MTF Charts
OpticsHow to read MTF (Modulation Transfer Function) charts to evaluate lens sharpness.
MTF (Modulation Transfer Function) measures how well a lens reproduces contrast at different levels of detail. An MTF chart plots contrast (vertical axis, 0-1) against distance from the image center to the edge (horizontal axis). Higher values mean sharper images.
MTF charts typically show two line types: sagittal (parallel to a line from center to corner) and meridional (perpendicular to that line). When both lines are close together, the lens has low astigmatism. When they diverge, point light sources become elongated in one direction.

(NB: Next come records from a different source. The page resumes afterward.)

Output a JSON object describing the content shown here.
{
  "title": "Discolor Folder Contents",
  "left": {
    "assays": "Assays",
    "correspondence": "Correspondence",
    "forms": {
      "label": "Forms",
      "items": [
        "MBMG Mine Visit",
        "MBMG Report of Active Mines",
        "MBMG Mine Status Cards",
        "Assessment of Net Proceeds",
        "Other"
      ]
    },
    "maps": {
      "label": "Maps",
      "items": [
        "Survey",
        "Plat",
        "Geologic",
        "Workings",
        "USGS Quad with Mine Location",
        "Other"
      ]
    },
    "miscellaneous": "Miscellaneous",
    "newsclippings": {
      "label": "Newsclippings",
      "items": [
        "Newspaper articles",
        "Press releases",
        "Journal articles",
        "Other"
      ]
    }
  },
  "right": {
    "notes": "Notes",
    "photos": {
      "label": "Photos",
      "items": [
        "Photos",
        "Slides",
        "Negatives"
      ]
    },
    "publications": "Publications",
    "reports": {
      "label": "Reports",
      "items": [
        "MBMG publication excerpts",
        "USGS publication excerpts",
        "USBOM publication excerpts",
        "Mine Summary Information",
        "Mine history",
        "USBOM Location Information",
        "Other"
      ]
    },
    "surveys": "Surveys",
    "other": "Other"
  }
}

Charts are usually measured at two spatial frequencies: 10 lp/mm (line pairs per millimeter) for contrast, and 30 lp/mm (or 40 lp/mm on higher resolution tests) for fine detail resolution. The 10 lp/mm lines tell you about overall contrast and “pop”; the 30 lp/mm lines tell you about resolving power and fine texture.
A great lens shows both lines above 0.8 across the frame at 10 lp/mm, and above 0.6 at 30 lp/mm. A lens that starts high in the center but drops sharply toward the edges has good center sharpness but weak corners — common in fast primes wide open.
MTF charts have limitations: they are measured at a single aperture (usually wide open and f/8), do not capture chromatic aberration, coma, or flare, and lab conditions do not match real-world shooting. Use them as one input alongside field reports, sample images, and optical scores.
In Wuseria, the center/corner stopped and wide-open scores are derived from MTF data and lab tests. They are simplified to a 0-2 scale for quick comparison across the entire lens lineup.